The Agency Workers Regulations 2010 – two years on

Some fundamental changes to the position of agency workers were made two years ago. We look at how these have bedded down and some possible additional changes which may be imposed by the EU.

Many of you will remember the Agency Workers Regulations 2010 (“the Regulations”) coming into force on 1 October 2011. At the time, there were somewhat alarming statements which predicted that the Regulations would cost businesses more than £1.8 billion (according to figures from the Department for Business, Innovation and Skills (BIS)) and that the UK had “gold-plated” the legislation. We are now over two years down the line and this article examines the impact of the Regulations, including a recent complaint by the TUC (which represents the majority of UK trade unions) to the European Commission, which may affect the food sector.

The Regulations provide agency workers with the following rights:

  • From day 1 of their assignment, agency workers must be able to access a hirer’s collective facilities and amenities and have access to information about a hirer’s job vacancies
  • After 12 weeks’ continuous work in the same role, agency workers are entitled to the same “basic working and employment conditions” that they would have been entitled to had they been recruited directly by the hirer. This includes the right to be paid the same as an individual employed directly by the hirer in the same role. However, a “Swedish derogation” contract exempts an agency from having to pay a worker the same rate of pay, as long as the agency directly employs individuals and guarantees to pay them for at least four weeks during the times they can't find them work. During any such four week period with no assignment, workers must be paid broadly half of their pay or the National Minimum Wage, whichever is greater.

A survey at the end of 2012 by the CBI and Harvey Nash found that almost half of hirers (46 per cent) reported that their business had been affected. Some 57 per cent said they have reduced their use of agency workers and one in twelve businesses (8 per cent) have stopped using them entirely. According to the survey, more than a third of companies (36 per cent) are turning to fixed-term contracts instead, while 27 per cent have sidestepped the requirements for equal pay after 12 weeks by adopting the Swedish derogation model. It appears therefore that rather than paying higher wages to agency workers, hirers are either looking to alternative methods of engagement for casual labour or are implementing the Swedish derogation.

In September 2013, the TUC lodged a complaint to the European Commission about the alleged unfair treatment of agency workers. Evidence gathered by the TUC apparently shows that Swedish derogation contracts are used regularly in food production and manufacturing. Evidence also suggests that agency workers in the food sector are paid up to 30 per cent less for doing the same job as their permanent colleagues, equating to up to £135 per week.

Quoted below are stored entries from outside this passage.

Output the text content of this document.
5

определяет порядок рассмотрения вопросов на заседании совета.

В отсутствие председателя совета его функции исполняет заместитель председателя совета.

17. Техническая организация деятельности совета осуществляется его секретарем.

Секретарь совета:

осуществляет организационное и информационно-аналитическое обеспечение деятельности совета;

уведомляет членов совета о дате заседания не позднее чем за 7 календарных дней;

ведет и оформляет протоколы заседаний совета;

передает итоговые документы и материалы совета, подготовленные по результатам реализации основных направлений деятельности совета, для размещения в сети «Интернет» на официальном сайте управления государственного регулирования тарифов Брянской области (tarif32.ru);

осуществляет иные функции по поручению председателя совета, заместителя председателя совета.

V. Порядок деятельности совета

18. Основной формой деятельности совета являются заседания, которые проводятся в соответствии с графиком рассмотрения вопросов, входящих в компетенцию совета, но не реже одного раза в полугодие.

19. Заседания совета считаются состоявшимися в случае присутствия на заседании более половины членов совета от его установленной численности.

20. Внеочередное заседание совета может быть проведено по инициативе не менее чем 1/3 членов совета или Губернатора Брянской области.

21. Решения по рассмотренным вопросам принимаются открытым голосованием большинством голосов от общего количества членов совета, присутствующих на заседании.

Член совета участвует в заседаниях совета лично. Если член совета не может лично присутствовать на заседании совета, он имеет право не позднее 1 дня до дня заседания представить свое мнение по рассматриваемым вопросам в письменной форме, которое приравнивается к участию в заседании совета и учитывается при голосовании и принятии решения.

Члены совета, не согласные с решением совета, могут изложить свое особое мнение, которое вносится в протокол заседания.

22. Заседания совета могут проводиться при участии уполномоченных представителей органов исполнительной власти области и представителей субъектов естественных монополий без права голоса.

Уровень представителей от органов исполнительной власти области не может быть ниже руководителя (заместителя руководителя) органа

The TUC considers that the Government’s implementation of the Agency Workers Directive is flawed and that other European countries pay far more than the UK requires during any period with no assignment. We are waiting for the outcome of this complaint. Will the Regulations be amended to remove the Swedish derogation? Will the other flexibility (the so called French extension) also survive? It seems likely that the Government will resist major changes (for fear of upsetting major UK businesses), but it may not be able to do so if the EC rules otherwise.